Marianne et Serge sont mariés depuis plusieurs années. Ils forment un couple harmonieux et heureux. Mais leur équilibre de couple semble défaillir, après un malheureux accrochage en voiture. Ce point de départ tend à défaire les langues et à faire jaillir certaines vérités dissimulées. On se demande alors si tout est avouable en amour ? Peut-on vraiment tout révéler ? Au fur et à mesure de la pièce, les non-dits reviennent sur la table et les doutes tombent en abondance. La pièce expose la situation sans jamais sombrer dans le mépris, bien au contraire on donne au spectateur la liberté d’en tirer ce qu’il veut.
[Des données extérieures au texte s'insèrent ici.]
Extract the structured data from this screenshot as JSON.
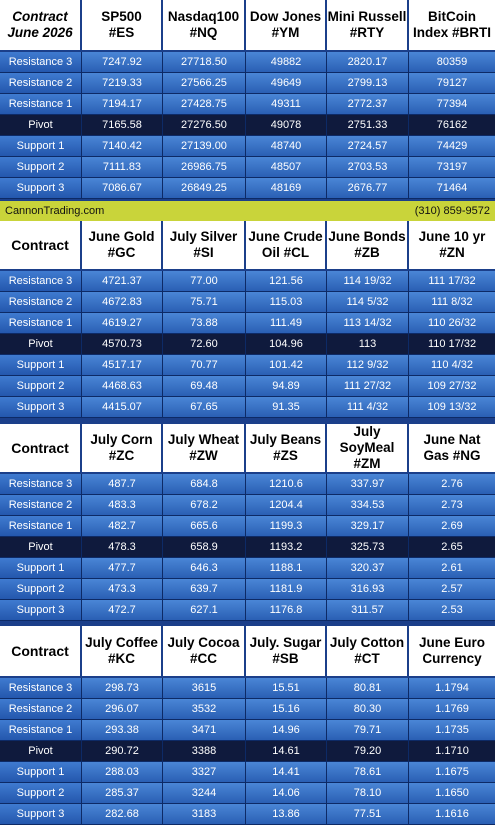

Evelyne Bouix et Nicolas Briançon sont d’une justesse grandiose, sans jamais en faire trop, ils arrivent à faire embarquer le spectateur dans un duel au nom de la vérité.
C’est une pièce qui prend véritablement au cœur. En tant que comédie on s’attend à rire, mais pas à ce point. Les répliques grinçantes et piquantes rythment l’ensemble de la pièce. De plus, la profondeur du thème est très bien traitée, on en ressort bien plus ému que l’on aurait imaginé.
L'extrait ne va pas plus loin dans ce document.